İşte, kabrime girdim, kefenime sarıldım. Teşyîciler beni bırakıp gittiler. Senin af ve rahmetini intizar ediyorum. Ve bilmüşahede gördüm ki, Senden başka melce ve mence yok. Günahların çirkin yüzünden ve mâsiyetin vahşî şeklinden ve o mekânın darlığından, bütün kuvvetimle nidâ edip diyorum:

“El-aman, el-aman! Ya Rahmân! Yâ Hannân! Yâ Mennân! Yâ Deyyân! Beni çirkin günahlarımın arkadaşlıklarından kurtar!
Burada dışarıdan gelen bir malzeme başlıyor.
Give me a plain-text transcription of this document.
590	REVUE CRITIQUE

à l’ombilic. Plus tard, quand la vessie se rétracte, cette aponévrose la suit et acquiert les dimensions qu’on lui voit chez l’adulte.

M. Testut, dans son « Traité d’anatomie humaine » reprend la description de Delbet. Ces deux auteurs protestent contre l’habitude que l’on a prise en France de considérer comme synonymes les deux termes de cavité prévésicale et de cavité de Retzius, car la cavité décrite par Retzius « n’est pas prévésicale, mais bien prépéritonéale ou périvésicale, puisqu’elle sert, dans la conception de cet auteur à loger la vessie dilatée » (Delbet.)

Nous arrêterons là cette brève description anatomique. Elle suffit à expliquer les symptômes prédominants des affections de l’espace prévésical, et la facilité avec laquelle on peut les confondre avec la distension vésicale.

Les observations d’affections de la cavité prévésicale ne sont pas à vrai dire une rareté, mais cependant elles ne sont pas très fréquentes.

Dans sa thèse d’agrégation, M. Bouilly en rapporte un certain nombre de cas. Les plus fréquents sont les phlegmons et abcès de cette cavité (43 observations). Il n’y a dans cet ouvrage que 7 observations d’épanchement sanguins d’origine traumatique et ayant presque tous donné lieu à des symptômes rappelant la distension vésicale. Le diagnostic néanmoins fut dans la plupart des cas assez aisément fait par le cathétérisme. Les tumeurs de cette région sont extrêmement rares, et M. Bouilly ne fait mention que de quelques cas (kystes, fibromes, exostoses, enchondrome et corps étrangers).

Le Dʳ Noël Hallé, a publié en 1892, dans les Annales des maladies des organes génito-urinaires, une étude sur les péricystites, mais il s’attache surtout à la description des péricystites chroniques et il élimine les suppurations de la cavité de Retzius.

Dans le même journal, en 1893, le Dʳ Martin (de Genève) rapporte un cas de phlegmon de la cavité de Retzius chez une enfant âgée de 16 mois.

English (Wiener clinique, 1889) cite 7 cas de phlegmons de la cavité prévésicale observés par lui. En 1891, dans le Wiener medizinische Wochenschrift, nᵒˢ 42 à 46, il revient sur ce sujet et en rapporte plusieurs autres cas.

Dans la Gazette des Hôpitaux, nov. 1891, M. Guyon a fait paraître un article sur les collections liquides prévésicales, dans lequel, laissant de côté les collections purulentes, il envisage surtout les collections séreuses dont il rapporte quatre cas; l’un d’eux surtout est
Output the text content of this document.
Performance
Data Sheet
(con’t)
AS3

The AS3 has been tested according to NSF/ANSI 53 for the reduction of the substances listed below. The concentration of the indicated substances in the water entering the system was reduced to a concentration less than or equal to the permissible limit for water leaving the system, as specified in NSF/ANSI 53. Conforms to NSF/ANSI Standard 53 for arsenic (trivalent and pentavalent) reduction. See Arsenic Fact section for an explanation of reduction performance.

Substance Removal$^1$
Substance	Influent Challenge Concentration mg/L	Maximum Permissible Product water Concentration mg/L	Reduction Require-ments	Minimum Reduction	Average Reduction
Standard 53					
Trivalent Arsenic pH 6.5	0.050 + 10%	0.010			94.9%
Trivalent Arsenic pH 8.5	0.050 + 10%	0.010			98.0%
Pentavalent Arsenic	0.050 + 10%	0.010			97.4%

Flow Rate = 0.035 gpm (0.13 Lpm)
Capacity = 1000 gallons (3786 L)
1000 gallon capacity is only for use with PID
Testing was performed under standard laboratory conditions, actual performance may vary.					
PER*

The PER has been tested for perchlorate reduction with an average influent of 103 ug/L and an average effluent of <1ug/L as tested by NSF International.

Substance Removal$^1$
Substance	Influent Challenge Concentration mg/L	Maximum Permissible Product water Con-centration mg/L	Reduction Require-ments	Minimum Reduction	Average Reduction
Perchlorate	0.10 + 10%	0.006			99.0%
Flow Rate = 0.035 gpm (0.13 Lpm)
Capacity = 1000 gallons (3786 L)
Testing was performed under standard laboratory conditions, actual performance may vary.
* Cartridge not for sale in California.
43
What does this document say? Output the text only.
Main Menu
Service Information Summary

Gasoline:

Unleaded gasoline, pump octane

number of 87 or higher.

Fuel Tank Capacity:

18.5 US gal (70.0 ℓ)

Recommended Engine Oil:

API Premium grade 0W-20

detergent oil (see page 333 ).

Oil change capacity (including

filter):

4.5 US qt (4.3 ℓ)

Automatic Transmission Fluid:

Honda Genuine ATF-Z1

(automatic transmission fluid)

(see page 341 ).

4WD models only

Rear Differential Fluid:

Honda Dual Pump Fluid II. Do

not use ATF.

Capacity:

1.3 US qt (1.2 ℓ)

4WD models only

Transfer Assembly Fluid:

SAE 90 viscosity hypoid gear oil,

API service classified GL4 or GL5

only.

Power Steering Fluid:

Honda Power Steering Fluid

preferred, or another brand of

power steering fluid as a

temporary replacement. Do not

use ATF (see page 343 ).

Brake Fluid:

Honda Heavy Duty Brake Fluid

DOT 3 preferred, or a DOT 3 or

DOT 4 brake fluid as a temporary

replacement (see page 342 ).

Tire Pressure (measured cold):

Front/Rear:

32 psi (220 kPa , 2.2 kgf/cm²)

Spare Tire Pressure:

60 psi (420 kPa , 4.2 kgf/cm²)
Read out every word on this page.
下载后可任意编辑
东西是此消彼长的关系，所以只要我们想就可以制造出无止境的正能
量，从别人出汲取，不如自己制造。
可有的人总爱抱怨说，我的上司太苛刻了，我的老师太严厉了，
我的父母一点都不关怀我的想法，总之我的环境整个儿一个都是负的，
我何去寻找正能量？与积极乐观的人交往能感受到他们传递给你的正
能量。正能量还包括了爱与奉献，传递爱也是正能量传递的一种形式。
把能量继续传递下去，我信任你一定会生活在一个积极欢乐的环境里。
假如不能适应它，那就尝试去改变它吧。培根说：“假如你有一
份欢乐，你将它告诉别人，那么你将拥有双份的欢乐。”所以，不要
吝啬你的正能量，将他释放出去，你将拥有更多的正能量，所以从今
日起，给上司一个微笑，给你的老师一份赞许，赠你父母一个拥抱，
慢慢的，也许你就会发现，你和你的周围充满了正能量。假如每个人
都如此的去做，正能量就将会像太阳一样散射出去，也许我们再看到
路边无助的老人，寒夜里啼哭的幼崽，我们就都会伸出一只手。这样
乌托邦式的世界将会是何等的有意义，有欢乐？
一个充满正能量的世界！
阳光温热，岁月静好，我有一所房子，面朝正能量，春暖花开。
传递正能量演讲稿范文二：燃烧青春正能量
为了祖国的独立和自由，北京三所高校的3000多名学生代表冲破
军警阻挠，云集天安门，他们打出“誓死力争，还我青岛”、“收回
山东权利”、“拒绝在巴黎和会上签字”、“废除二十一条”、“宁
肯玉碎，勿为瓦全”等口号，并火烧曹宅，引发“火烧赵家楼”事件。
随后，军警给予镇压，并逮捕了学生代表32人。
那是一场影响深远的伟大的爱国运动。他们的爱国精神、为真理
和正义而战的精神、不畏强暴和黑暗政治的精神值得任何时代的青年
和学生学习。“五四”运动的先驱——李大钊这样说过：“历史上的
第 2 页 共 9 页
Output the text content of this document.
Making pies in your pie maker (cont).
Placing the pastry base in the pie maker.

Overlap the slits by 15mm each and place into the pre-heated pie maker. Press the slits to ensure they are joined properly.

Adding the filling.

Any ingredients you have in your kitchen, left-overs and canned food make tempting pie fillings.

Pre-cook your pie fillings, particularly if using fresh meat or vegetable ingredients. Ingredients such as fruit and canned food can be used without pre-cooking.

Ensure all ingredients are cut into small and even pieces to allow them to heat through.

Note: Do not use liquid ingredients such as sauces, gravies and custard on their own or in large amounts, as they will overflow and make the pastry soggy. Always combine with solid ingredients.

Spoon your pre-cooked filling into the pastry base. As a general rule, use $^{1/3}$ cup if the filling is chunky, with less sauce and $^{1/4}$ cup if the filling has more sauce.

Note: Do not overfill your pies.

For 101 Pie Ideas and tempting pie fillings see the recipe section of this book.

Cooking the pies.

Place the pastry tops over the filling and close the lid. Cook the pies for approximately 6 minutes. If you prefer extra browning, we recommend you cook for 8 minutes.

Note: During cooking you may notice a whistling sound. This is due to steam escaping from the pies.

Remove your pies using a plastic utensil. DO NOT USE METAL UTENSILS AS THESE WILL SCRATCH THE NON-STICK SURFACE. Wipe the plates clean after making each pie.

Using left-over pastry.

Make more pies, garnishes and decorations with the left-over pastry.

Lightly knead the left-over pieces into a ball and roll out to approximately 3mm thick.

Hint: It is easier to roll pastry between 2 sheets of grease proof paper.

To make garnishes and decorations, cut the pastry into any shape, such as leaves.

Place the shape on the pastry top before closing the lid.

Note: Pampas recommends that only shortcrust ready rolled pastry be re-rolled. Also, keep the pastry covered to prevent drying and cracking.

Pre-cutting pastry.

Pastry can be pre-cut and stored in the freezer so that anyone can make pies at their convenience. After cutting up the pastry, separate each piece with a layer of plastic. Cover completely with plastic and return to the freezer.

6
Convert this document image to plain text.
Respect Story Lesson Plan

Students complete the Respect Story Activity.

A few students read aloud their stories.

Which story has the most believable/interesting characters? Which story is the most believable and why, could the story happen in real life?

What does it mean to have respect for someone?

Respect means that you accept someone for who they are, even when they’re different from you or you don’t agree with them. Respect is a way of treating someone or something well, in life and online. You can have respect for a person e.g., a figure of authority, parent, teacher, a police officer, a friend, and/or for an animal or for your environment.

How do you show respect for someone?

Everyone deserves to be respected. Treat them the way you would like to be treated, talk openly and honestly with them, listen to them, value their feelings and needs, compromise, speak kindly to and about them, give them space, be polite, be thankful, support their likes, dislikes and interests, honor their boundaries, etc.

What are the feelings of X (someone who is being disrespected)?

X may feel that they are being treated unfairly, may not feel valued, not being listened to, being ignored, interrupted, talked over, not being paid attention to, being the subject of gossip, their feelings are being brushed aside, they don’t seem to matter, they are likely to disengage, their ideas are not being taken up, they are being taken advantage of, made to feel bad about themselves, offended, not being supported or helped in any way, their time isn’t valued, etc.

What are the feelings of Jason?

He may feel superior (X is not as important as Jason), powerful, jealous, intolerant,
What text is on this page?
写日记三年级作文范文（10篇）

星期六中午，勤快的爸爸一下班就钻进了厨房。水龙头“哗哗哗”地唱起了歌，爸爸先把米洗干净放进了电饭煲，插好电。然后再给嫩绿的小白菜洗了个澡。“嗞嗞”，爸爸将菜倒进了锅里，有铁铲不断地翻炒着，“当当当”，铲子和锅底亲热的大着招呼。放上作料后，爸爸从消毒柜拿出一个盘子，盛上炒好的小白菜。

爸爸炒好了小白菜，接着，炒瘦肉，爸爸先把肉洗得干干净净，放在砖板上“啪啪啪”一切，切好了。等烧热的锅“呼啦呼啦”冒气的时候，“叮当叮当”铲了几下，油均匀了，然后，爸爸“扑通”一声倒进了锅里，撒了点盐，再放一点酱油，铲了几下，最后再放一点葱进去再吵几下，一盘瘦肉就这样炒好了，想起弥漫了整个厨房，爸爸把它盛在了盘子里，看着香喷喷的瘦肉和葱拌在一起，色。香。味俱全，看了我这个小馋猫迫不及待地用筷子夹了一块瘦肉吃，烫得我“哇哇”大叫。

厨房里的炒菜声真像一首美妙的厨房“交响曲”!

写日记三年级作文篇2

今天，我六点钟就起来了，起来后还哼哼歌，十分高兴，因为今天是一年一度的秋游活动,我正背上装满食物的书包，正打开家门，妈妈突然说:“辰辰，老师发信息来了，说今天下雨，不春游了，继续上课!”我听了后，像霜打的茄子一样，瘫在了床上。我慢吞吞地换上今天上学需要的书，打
Yerimi genişlettir! İlâhî, Senin rahmetin melceimdir ve Rahmeten li’l-Âlemîn olan Habibin, Senin rahmetine yetişmek için vesilemdir. Senden şekvâ değil, belki nefsimi ve halimi Sana şekvâ ediyorum.

“Ey Hâlık-ı Kerîmim ve ey Rabb-i Rahîmim! Senin Said ismindeki mahlûkun ve masnuun ve abdin, hem âsi, hem âciz, hem gafil, hem cahil, hem alîl, hem zelîl, hem müsi’, hem müsin, hem şakî, hem seyyidinden kaçmış bir köle olduğu halde, kırk sene sonra nedamet edip Senin dergâhına avdet etmek istiyor.

Senin rahmetine iltica ediyor. Hadsiz günah ve hatîatlarını itiraf ediyor. Evham ve türlü türlü illetlerle müptelâ olmuş, Sana tazarru ve niyaz eder.

Eğer kemâl-i rahmetinle onu kabul etsen, mağfiret edip rahmet etsen, zaten o Senin şânındır. Çünkü Erhamürrâhimînsin.

Eğer kabul etmezsen, Senin kapından başka hangi kapıya gideyim? Hangi kapı var? Senden başka Rab yok ki dergâhına gidilsin. Senden başka hak mâbud yoktur ki ona iltica edilsin.”

لاَ اِلٰهَ اِلاَّ اَنْتَ وَحْدَكَ لاَ شَرِيكَ لَكَ اٰخِرُ الْكَلاَمِ فِى الدُّنْيَا وَ اَوَّلُ الْكَلاَمِ فِى اْلاٰخِرَةِ وَفِى الْقَبْرِ: اَشْهَدُ اَنْ لاَ اِلٰهَ اِلاَّ اللهُ وَ اَشْهَدُ اَنَّ مُحَمَّدًا رَسُولُ اللهِ صَلَّى اللهُ تَعَالٰى عَلَيْهِ وَسَلَّمَ 2

Bediüzzaman Said Nursi
Lem'alar - On Yedinci Lem'a

---
HAŞİYE : Bu risalenin telifinden on üç sene evvel.

1 : “Her gelecek şey yakındır.” İbn-i Mâce, Mukaddime:7; Dârimî, Mukaddime 23.
2 : Senden başka ilâh yoktur. Sen birsin. Senin hiçbir şerikin yoktur. Dünyada son, âhirette ve kabirde ilk söz: Şehadet ederim ki Allah’tan başka ilâh yoktur; yine şehadet ederim ki Muhammed (a.s.m.) Allah’ın Resulüdür.